BARRIÈRE DE COPENHAGUE - 27 OCTOBRE 2017

1/3

Depuis sa création en 1951, le Haut Commissariat aux Réfugiés (HCR), agence dépendant de l'Organisation des Nations-Unies (ONU), établit chaque année un programme de réinstallation des réfugiés.

 

Le HCR définit la réinstallation comme la sélection et le transfert de réfugiés d’un État dans lequel ils ont cherché une protection vers un autre État qui accepte de les accueillir comme réfugiés avec un statut de résident permanent.

Ce statut garantit une protection contre le refoulement et confère au réfugié réinstallé, à sa famille et autres personnes à sa charge, les mêmes droits que ceux dont bénéficient les ressortissants nationaux. La réinstallation offre également l’opportunité d’accéder ultérieurement à la naturalisation dans le pays de réinstallation.

En 1989, le Danemark décide d'adhérer à ce programme en acceptant chaque année 500 réfugiés.

Mais depuis les élections législatives de 2015 et son arrivée au poste de ministre de l'Immigration et de l'Intégration, Inger Støjberg est à l'origine d'une série de dispositions restrictives ; son objectif : réduire coûte que coûte l'entrée d'étrangers sur le territoire danois ; ses mesures, confiscation des biens des « migrants », loi permettant le refoulement de personnes à la frontière. Ainsi, l'année suivante, en 2016, le Danemark cesse de participer au programme de réinstallation de l'ONU.

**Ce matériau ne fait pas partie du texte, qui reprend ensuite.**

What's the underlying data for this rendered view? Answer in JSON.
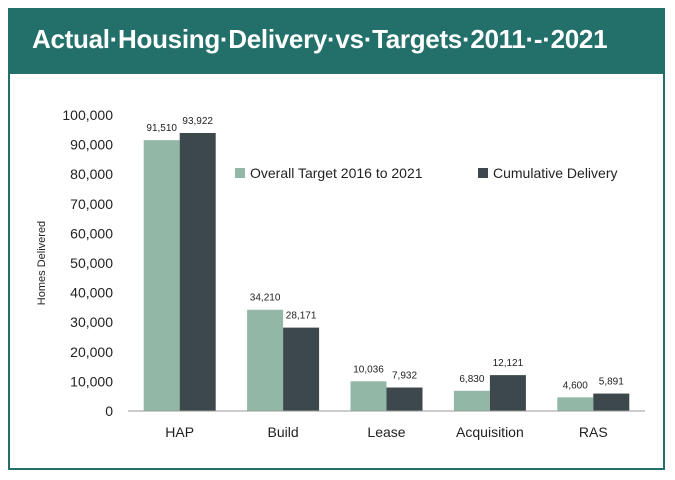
{
  "header": {
    "title": "Actual·Housing·Delivery·vs·Targets·2011·-·2021"
  },
  "colors": {
    "header_bg": "#23706a",
    "target": "#92b7a7",
    "delivery": "#3d484c"
  },
  "chart_data": {
    "type": "bar",
    "title": "",
    "xlabel": "",
    "ylabel": "Homes Delivered",
    "ylim": [
      0,
      100000
    ],
    "yticks": [
      0,
      10000,
      20000,
      30000,
      40000,
      50000,
      60000,
      70000,
      80000,
      90000,
      100000
    ],
    "ytick_labels": [
      "0",
      "10,000",
      "20,000",
      "30,000",
      "40,000",
      "50,000",
      "60,000",
      "70,000",
      "80,000",
      "90,000",
      "100,000"
    ],
    "categories": [
      "HAP",
      "Build",
      "Lease",
      "Acquisition",
      "RAS"
    ],
    "series": [
      {
        "name": "Overall Target 2016 to 2021",
        "color": "#92b7a7",
        "values": [
          91510,
          34210,
          10036,
          6830,
          4600
        ],
        "labels": [
          "91,510",
          "34,210",
          "10,036",
          "6,830",
          "4,600"
        ]
      },
      {
        "name": "Cumulative Delivery",
        "color": "#3d484c",
        "values": [
          93922,
          28171,
          7932,
          12121,
          5891
        ],
        "labels": [
          "93,922",
          "28,171",
          "7,932",
          "12,121",
          "5,891"
        ]
      }
    ],
    "grid": false,
    "legend": "top-right"
  }
}
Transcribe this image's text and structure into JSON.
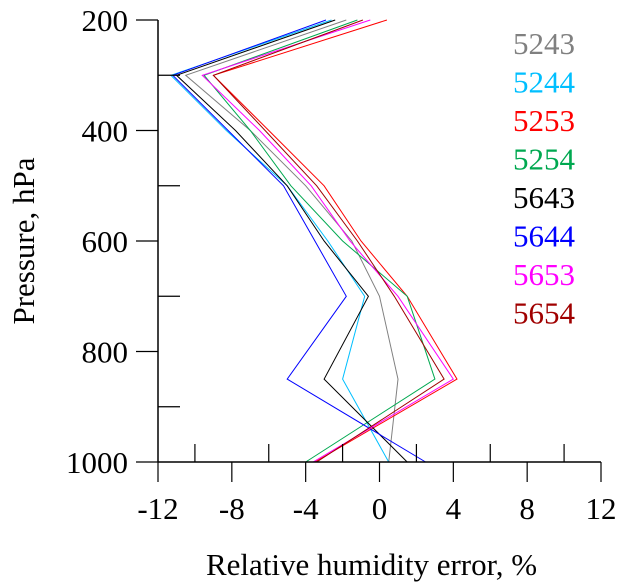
{
  "chart_data": {
    "type": "line",
    "title": "",
    "xlabel": "Relative humidity error, %",
    "ylabel": "Pressure, hPa",
    "xlim": [
      -12,
      12
    ],
    "ylim": [
      1000,
      200
    ],
    "y_inverted": true,
    "x_ticks": [
      -12,
      -8,
      -4,
      0,
      4,
      8,
      12
    ],
    "x_tick_labels": [
      "-12",
      "-8",
      "-4",
      "0",
      "4",
      "8",
      "12"
    ],
    "y_ticks": [
      200,
      400,
      600,
      800,
      1000
    ],
    "y_tick_labels": [
      "200",
      "400",
      "600",
      "800",
      "1000"
    ],
    "grid": false,
    "legend_position": "top-right",
    "series": [
      {
        "name": "5243",
        "color": "#808080",
        "points": [
          [
            -1.8,
            200
          ],
          [
            -10.5,
            300
          ],
          [
            -7.0,
            400
          ],
          [
            -4.0,
            500
          ],
          [
            -1.5,
            600
          ],
          [
            0.0,
            700
          ],
          [
            1.0,
            850
          ],
          [
            0.5,
            1000
          ]
        ]
      },
      {
        "name": "5244",
        "color": "#00BFFF",
        "points": [
          [
            -2.6,
            200
          ],
          [
            -11.3,
            300
          ],
          [
            -8.3,
            400
          ],
          [
            -5.0,
            500
          ],
          [
            -2.8,
            600
          ],
          [
            -0.8,
            700
          ],
          [
            -2.0,
            850
          ],
          [
            0.5,
            1000
          ]
        ]
      },
      {
        "name": "5253",
        "color": "#FF0000",
        "points": [
          [
            0.4,
            200
          ],
          [
            -9.0,
            300
          ],
          [
            -6.0,
            400
          ],
          [
            -3.0,
            500
          ],
          [
            -1.0,
            600
          ],
          [
            1.5,
            700
          ],
          [
            4.2,
            850
          ],
          [
            -3.5,
            1000
          ]
        ]
      },
      {
        "name": "5254",
        "color": "#00A850",
        "points": [
          [
            -1.2,
            200
          ],
          [
            -9.5,
            300
          ],
          [
            -7.0,
            400
          ],
          [
            -4.8,
            500
          ],
          [
            -2.0,
            600
          ],
          [
            1.5,
            700
          ],
          [
            3.0,
            850
          ],
          [
            -4.0,
            1000
          ]
        ]
      },
      {
        "name": "5643",
        "color": "#000000",
        "points": [
          [
            -2.4,
            200
          ],
          [
            -11.0,
            300
          ],
          [
            -7.8,
            400
          ],
          [
            -5.0,
            500
          ],
          [
            -3.0,
            600
          ],
          [
            -0.6,
            700
          ],
          [
            -3.0,
            850
          ],
          [
            1.5,
            1000
          ]
        ]
      },
      {
        "name": "5644",
        "color": "#0000FF",
        "points": [
          [
            -2.9,
            200
          ],
          [
            -11.2,
            300
          ],
          [
            -8.2,
            400
          ],
          [
            -5.2,
            500
          ],
          [
            -3.5,
            600
          ],
          [
            -1.8,
            700
          ],
          [
            -5.0,
            850
          ],
          [
            2.5,
            1000
          ]
        ]
      },
      {
        "name": "5653",
        "color": "#FF00FF",
        "points": [
          [
            -0.5,
            200
          ],
          [
            -9.6,
            300
          ],
          [
            -6.5,
            400
          ],
          [
            -3.7,
            500
          ],
          [
            -1.6,
            600
          ],
          [
            1.0,
            700
          ],
          [
            4.0,
            850
          ],
          [
            -3.6,
            1000
          ]
        ]
      },
      {
        "name": "5654",
        "color": "#A00000",
        "points": [
          [
            -0.9,
            200
          ],
          [
            -9.0,
            300
          ],
          [
            -6.2,
            400
          ],
          [
            -3.4,
            500
          ],
          [
            -1.2,
            600
          ],
          [
            0.8,
            700
          ],
          [
            3.5,
            850
          ],
          [
            -3.4,
            1000
          ]
        ]
      }
    ]
  }
}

Difficile de savoir si c'est une conséquence du contexte européen ou plus précisément des mesures mises en œuvre par le Danemark, mais, les statistiques indiquent une chute considérable du nombre de demandes d'asile enregistrées dans ce pays : 2015, 21 316 ; 2016, 6 266.

Le Danemark ne se satisfait pas de modifier sa législation en matière d'accueil des « migrants », des dispositions d'ordre « physique » sont également prises. Pour tenter de contrôler et d'enrayer les entrées sur le territoire, le gouvernement danois met en place des contrôles d'identité systématiques.

Les conditions dans lesquelles ils ont quitté leur pays ne permettent pas toujours aux « migrants » d'emporter leurs pièces d'identité avec eux, aussi, une fois le pont de l'Øresund occupé et contrôlé par les forces de l'ordre, ce point de passage a été délaissé au profit des liaisons par trains ; une barrière a été construite à la gare de Copenhague pour également contrôler les flux de « migrants » qui se sont rabattus sur l'axe ferroviaire plutôt que routier.

Elle était démontée au moment des prises de vue, mais on peut encore en voir les points d'ancrage qui séparent les deux voies.

BARRIÈRE DE MALMÖ/HYLLIE - 27 et 28 OCTOBRE 2017

1/3

Contrairement à Copenhague, la barrière est encore en place et les forces de l'ordre sont toujours présentes. Elle permet de séparer la voie internationale qui assure la liaison avec le Danemark et les voies assurant des dessertes nationales. Le trafic de passagers est toujours contrôlé, cette barrière semble dérisoire, à tel point que son efficacité nous laisse dubitatifs.

Nous continuons notre route vers la Norvège.